Robiou-du-Pont Sébastien, Li Aihua, Christie Shanice, Sohani Zahra N, Meyre David
Department of Clinical Epidemiology and Biostatistics, McMaster University, Hamilton, Ontario, Canada.
Department of Clinical Epidemiology and Biostatistics, McMaster University, Hamilton, Ontario, Canada; Population Health Research Institute, McMaster University and Hamilton Health Sciences, Hamilton General Hospital, Hamilton, Ontario, Canada.
PLoS One. 2015 Mar 5;10(3):e0118925. doi: 10.1371/journal.pone.0118925. eCollection 2015.

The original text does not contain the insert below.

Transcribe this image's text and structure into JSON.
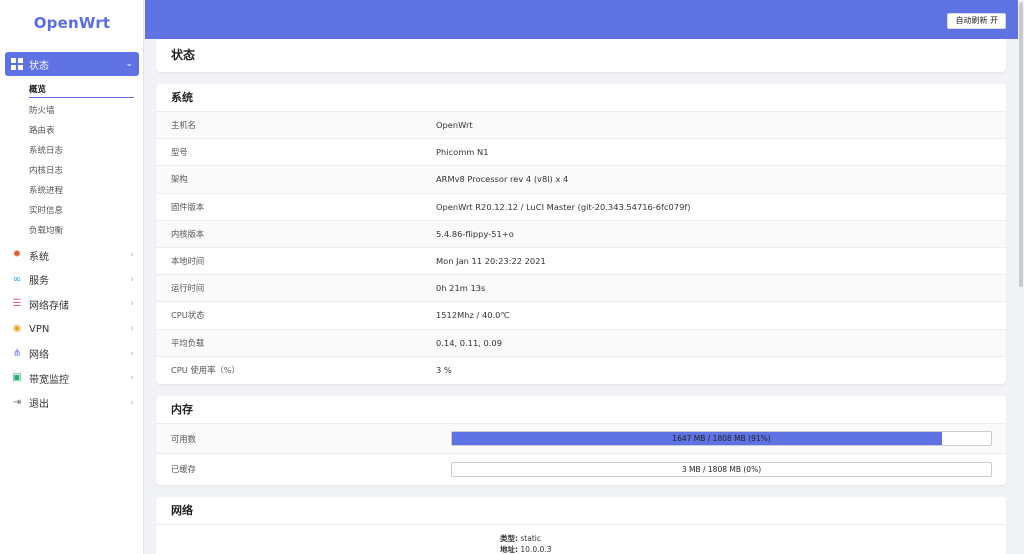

Bioinformatics tools have gained popularity in biology but little is known about their validity. We aimed to assess the early contribution of 415 single nucleotide polymorphisms (SNPs) associated with eight cardio-metabolic traits at the genome-wide significance level in adults in the Family Atherosclerosis Monitoring In earLY Life (FAMILY) birth cohort. We used the popular web-based tool SNAP to assess the availability of the 415 SNPs in the Illumina Cardio-Metabochip genotyped in the FAMILY study participants. We then compared the SNAP output with the Cardio-Metabochip file provided by Illumina using chromosome and chromosomal positions of SNPs from NCBI Human Genome Browser (Genome Reference Consortium Human Build 37). With the HapMap 3 release 2 reference, 201 out of 415 SNPs were reported as missing in the Cardio-Metabochip by the SNAP output. However, the Cardio-Metabochip file revealed that 152 of these 201 SNPs were in fact present in the Cardio-Metabochip array (false negative rate of 36.6%). With the more recent 1000 Genomes Project release, we found a false-negative rate of 17.6% by comparing the outputs of SNAP and the Illumina product file. We did not find any 'false positive' SNPs (SNPs specified as available in the Cardio-Metabochip by SNAP, but not by the Cardio-Metabochip Illumina file). The Cohen's Kappa coefficient, which calculates the percentage of agreement between both methods, indicated that the validity of SNAP was fair to moderate depending on the reference used (the HapMap 3 or 1000 Genomes). In conclusion, we demonstrate that the SNAP outputs for the Cardio-Metabochip are invalid. This study illustrates the importance of systematically assessing the validity of bioinformatics tools in an independent manner. We propose a series of guidelines to improve practices in the fast-moving field of bioinformatics software implementation.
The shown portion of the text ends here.